Travelling up the Kaladan River
There are 2 different ways to access Mrauk U, by flight then boat, or by 30hr bus ride.  We opted for the more comfortable flight and boat ride.  Knowing the state of Myanmar roads (especially in Mrauk U), we definitely made the right decision.  To get to Mrauk U we took the bus from Inle Lake to Yangon, flew to Sittwe, and took a boat up the Kaladan river to our destination.  The situation in Rakhine state is probably the most unstable of all the areas we went to.  In fact, as recently as September there was a curfew in Sittwe due to violence between the Buddhist majority and the Muslim minority.  In a nutshell, the government does not recognise the Muslim minority as citizens of Myanmar, and much violence and unrest has occurred.  When we were there we definitely noticed a higher level of military/policing.  The local mosque was surrounded by barbed wire and there were armed guards blocking the access road.  On other roads there were armed guards manning checkpoints, limiting where us foreigners could go.  Mrauk U was much quieter.  There were few signs of unrest, and the police presence that was found in Sittwe was not present in Mrauk U.  

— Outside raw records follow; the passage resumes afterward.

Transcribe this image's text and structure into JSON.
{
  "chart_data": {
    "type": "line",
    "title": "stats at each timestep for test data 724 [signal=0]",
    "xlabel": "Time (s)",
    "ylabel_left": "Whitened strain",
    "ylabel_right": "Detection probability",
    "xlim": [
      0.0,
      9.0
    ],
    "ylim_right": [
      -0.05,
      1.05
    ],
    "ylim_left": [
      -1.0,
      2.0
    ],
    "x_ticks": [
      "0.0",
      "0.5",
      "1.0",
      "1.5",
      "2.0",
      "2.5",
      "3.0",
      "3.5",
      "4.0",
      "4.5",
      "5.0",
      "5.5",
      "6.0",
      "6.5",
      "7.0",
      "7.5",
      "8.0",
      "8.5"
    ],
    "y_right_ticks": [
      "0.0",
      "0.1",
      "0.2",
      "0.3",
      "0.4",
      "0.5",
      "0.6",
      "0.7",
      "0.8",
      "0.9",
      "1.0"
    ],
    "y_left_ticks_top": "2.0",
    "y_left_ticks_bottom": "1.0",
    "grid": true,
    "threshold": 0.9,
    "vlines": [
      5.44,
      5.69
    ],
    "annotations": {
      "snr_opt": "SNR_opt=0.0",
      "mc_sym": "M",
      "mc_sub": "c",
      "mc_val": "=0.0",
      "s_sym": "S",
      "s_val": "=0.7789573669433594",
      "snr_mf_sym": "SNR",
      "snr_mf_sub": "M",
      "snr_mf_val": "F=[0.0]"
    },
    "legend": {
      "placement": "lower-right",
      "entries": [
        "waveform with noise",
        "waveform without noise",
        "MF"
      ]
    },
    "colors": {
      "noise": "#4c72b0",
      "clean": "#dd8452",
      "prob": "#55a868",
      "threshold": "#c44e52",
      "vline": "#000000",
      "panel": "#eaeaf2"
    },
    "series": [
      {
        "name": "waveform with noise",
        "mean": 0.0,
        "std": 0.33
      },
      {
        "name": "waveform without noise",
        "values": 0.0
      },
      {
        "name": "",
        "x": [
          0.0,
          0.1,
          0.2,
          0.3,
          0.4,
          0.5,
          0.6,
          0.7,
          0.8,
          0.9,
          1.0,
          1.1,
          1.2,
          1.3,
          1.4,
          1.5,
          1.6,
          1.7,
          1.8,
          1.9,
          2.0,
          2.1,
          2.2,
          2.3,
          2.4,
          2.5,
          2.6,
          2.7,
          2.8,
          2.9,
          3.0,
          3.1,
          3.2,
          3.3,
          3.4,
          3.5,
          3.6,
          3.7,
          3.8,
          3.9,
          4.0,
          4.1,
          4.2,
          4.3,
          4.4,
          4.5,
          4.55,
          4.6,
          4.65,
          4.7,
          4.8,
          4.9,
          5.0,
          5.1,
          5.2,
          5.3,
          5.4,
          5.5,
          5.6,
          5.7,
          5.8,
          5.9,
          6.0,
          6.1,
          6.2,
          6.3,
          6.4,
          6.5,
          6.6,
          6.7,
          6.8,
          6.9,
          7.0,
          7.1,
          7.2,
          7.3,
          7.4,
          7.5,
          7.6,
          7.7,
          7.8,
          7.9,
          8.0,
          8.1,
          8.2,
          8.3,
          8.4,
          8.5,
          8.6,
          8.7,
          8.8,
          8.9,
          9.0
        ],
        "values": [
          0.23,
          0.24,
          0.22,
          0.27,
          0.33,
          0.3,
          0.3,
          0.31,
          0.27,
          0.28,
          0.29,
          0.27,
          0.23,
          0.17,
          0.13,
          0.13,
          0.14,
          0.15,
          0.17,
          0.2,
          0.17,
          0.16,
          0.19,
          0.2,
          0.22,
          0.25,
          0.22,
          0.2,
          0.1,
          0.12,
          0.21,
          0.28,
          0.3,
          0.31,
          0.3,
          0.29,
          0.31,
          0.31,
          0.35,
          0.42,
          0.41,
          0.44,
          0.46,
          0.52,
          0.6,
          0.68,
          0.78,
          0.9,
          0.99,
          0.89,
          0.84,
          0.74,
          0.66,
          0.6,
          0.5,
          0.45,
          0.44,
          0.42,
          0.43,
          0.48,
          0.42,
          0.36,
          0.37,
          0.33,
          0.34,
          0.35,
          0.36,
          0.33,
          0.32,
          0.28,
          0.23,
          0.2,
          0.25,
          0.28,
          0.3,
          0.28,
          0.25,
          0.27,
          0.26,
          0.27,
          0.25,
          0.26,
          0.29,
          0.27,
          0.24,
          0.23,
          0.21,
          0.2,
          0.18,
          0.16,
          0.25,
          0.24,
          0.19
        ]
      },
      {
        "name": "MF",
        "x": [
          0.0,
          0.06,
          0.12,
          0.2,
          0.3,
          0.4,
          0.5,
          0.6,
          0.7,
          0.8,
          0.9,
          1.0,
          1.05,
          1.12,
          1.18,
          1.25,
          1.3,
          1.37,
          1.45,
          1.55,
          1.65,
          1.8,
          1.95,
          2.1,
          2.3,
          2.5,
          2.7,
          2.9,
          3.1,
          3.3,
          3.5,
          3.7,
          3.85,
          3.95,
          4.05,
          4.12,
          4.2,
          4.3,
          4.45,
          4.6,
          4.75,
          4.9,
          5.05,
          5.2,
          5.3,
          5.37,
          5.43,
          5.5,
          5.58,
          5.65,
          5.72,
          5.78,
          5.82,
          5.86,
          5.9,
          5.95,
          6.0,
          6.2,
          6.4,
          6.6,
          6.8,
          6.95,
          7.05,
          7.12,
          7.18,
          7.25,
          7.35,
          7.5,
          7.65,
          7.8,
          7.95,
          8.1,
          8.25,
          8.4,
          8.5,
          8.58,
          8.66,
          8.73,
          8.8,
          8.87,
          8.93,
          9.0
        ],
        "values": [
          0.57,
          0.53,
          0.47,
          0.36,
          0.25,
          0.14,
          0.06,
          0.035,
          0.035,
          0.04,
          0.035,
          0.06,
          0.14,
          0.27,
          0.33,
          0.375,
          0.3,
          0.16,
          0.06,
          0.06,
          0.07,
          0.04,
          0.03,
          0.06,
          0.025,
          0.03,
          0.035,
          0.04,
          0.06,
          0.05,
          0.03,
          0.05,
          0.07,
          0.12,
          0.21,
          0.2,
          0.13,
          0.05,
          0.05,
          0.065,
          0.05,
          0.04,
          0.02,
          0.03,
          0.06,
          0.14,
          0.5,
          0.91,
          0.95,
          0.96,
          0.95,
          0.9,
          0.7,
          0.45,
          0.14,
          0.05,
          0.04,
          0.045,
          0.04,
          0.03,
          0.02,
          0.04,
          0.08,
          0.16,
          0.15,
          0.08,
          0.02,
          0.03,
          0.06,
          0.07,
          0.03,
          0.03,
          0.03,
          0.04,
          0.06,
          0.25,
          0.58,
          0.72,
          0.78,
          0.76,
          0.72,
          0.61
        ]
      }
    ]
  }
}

The lightning storm lasted for hours!
K and I arrived in Sittwe in the afternoon.  All of the public boats depart Sittwe for Mrauk U in the morning.  There was the option of chartering a private boat, but as it was much more expensive we vetoed that idea.  So, our original plan was to spend the night in Sittwe and catch a boat in the morning for the 5-6 hour journey upstream.  However, when we arrived at the tiny Sittwe airport, we spotted two tourists and decided to inquire about their plans.  As it turned out, they were expats living in Myanmar, and were on a weekend trip with two local residents.  They had pre-arranged a private boat and were happy to have us join in.  
Stormy sunset
The boat was wooden and powered by a two-stroke diesel engine, that at one point decided to fail.  It did not appear to be very seaworthy, but thankfully the river was calm.  Apparently in the past one of these boats capsized, killing some Italian tourists.  The Kaladan river is extremely wide at it’s mouth.  Much wider than the Fraser or Columbia.  At first, the boat ride was exciting – it was pleasant to be on the water with the cool breeze.  Later, as day turned to night, we had a spectacular lightning show.  However, after the sun set the journey seemed to lag on and on.  We eventually arrived in Mrauk U well after dark.  With no map or real directions (the Lonely Planet is quite sparse for Mrauk U), we opted to take a trishaw to our accommodation for the night.